Friday, January 02, 2009
El dia the los Reyes as it is known here in Puerto Rico is also known as the feast of the Epiphany. Epiphany derived from the Greek word epiphania meaning revelation is based on the biblical story that tells of the Magi or 3 kings (Caspar, Melchoir and Balthasar) who saw a bright light on the night Christ was born and followed it to Bethlehem. There they found the Christ child and presented him with gifts of gold, frankincense and myrrh. 3 kings day is also known as little Christmas, and the Twelfth night. 3 Kings day is the official end of the holiday season's "twelve days" of Christmas, counting from Christmas December 25th to the Epiphany on January 6th.
Because you know I love keeping you informed here's a little info on the 3 Kings:
El Rey Melchoir was the Sultan of Arabia. He was the oldest of the Magi and was considered a small and gentle man. Melchor had a long white beard and wore elegant crimson robes. His gift was gold which was much used by the Hebrews for the Temple and was plentiful in the time of David and Solomon. Gold was not coined until after the reign of King David, was an article of commerce and was sold by weight. Saint Melchor's feast day is January 7th. Saint Melchor's figure always goes before the other Kings in a manger scene.
El Rey Baltazar was a Nubian King and ruler of Ethiopia. Baltazar was dressed in exquisite robes. As were all the Kings. His gift was myrrh, a precious and aromatic resin that comes from the bark of thorny African trees and symbolized suffering. Myrrh was a precious commodity in the Middle East. It was one of the ingredients of the holy ointment, (Exodus 30:23), and an embalming substance. (John19:39) It is also used in medicine and as a perfume. Legend tells us that Baltazar died soon after seeing the Christ child, in the presence of the other Wise Men. Saint Baltazar's feast day is January 8th.

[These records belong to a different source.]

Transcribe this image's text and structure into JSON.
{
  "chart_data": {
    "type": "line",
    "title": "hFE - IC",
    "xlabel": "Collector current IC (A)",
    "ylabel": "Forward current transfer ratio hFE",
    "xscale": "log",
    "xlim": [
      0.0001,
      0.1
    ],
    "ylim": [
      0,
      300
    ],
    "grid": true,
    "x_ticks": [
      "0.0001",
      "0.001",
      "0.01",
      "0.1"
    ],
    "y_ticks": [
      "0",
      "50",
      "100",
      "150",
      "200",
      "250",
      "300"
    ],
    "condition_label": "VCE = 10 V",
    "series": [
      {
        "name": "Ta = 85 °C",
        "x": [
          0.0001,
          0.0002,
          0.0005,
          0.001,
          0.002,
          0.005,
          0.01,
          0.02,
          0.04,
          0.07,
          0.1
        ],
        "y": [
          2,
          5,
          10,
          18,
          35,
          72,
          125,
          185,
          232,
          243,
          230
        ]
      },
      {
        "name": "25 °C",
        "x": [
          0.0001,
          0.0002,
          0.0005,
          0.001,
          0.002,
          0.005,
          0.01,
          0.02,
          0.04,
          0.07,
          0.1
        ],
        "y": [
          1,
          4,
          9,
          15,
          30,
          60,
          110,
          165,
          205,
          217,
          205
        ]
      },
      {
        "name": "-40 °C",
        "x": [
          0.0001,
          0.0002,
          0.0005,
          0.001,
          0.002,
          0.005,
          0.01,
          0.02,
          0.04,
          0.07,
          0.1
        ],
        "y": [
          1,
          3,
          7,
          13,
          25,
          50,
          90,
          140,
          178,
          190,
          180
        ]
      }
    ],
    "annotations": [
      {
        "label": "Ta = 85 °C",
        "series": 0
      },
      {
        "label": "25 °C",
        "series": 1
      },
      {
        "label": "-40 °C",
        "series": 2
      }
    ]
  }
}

El Rey Gaspar was Emperor of the Orient and ruled over all oriental lands. His clothes were gilded in gold. King Caspars gift was frankincense, an exceedingly aromatic gum used as sacred incense for temple services. It is distilled from a tree in Arabia. Frankincense was priceless, the "in" gift for kings and symbolized prayer. It was burned in temples to honor God. It is said the Gaspar traveled the furthest to visit the Christ child. Saint Gaspar's feast day is January 6th.
Traditionally kids all over the island will be searching for boxes, will be filling them with hay, camels (as happens with reindeer) do get hungry on long journeys, placing the box under their bed on January 5th. Then they will go to sleep because as with Santa, if you have to be asleep for the 3 Kings to show up. The next morning the hay is gone and in it's place presents! I'm on a quest to find a box perfect in size for a baby goat, I just have to figure out how to get the damn thing under my bed.
There will be plenty of merriment, roasted pork, arroz con gandules, a hell of a lot of moonshine and music so loud you can't hear yourself think. But at days end the holidays will be over, officially. Well almost over because on January 7th it's my birthday and no holiday season is complete without celebrating the day of my birth.